Dynamic Imaging of D-Glucose at 7T: First Experiments in Human Brain

Xiang Xu 1,2 , Craig K. Jones 1,2 , Nirbhay N. Yadav 1,2 , Linda Knutsson 3 , Jun Hua 1,2 , Rita Kalyani 4 , Erica Hall 4 , John Laterra 5 , Jaishri Blakeley 5 , Roy Strowd 5 , Prakash Ambady 5 , Martin Pomper 1 , Peter Barker 1,2 , Guanshu Liu 1,2 , Kannie W.Y. Chan 1,2 , Michael T. McMahon 1,2 , Robert D. Stevens 5,6 , and Peter van Zijl 1,2

1 Department of Radiology, Johns Hopkins University, Baltimore, MD, United States, 2 F. M. Kirby Research Center, Kennedy Krieger Institute, Baltimore, MD, United States, 3 Department of Medical Radiation Physics, Lund University, Lund, Sweden, 4 Division of Endocrinology, Diabetes, & Metabolism, Johns Hopkins University, Baltimore, MD, United States, 5 Department of Neurology, Johns Hopkins University, Baltimore, MD, United States, 6 Department of Anesthesiology and Critical Care Medicine, Johns Hopkins University, Baltimore, MD, United States

Recent animal studies show that D-glucose is a potential biodegradable MRI contrast agent.

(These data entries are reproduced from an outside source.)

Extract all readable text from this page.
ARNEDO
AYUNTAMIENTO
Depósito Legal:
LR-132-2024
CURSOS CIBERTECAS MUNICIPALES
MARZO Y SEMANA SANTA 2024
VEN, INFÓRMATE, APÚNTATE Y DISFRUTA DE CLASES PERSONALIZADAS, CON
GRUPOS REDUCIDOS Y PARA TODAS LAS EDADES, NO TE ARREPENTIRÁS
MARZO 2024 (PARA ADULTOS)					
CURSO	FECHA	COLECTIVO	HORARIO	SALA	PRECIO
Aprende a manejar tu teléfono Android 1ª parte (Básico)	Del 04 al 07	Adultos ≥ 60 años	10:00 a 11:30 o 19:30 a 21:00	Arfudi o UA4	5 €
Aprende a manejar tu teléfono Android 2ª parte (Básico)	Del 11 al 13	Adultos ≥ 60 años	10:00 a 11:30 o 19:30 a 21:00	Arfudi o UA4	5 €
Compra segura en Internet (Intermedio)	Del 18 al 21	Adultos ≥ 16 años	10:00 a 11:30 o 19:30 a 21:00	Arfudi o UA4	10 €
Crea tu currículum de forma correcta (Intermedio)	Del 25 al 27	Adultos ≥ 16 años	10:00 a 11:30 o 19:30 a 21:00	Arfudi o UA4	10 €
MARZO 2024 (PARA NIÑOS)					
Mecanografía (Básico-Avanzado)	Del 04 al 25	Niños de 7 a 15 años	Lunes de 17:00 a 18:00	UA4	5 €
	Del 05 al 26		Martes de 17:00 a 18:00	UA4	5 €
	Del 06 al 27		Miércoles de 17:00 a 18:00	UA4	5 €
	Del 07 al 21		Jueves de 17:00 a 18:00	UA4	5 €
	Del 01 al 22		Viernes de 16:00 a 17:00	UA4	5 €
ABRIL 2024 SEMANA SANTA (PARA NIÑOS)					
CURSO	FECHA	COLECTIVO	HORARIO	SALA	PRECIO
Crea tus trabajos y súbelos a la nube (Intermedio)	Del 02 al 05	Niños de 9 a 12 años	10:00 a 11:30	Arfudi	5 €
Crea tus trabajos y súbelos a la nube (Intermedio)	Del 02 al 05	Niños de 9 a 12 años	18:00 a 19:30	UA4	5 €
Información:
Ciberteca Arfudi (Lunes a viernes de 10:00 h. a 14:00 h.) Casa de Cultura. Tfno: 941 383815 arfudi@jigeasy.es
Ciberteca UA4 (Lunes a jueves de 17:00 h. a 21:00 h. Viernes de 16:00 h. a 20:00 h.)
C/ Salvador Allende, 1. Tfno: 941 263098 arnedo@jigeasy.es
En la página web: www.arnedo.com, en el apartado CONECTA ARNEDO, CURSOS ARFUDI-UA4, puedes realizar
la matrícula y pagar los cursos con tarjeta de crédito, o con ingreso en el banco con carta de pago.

Here, using chemical exchange saturation transfer (CEST) MRI, we show that it is possible to detect dynamic changes in the human brain at 7T during and after infusion of D-glucose. The dynamic glucose images provide information regarding blood arterial input function (AIF), tissue perfusion and glucose transport. We present data from both healthy volunteers and a brain tumor patient with anaplastic astrocytoma showing glucose enhancement in the tumor region. This method is promising for studying perfusion properties of tumors and the brain.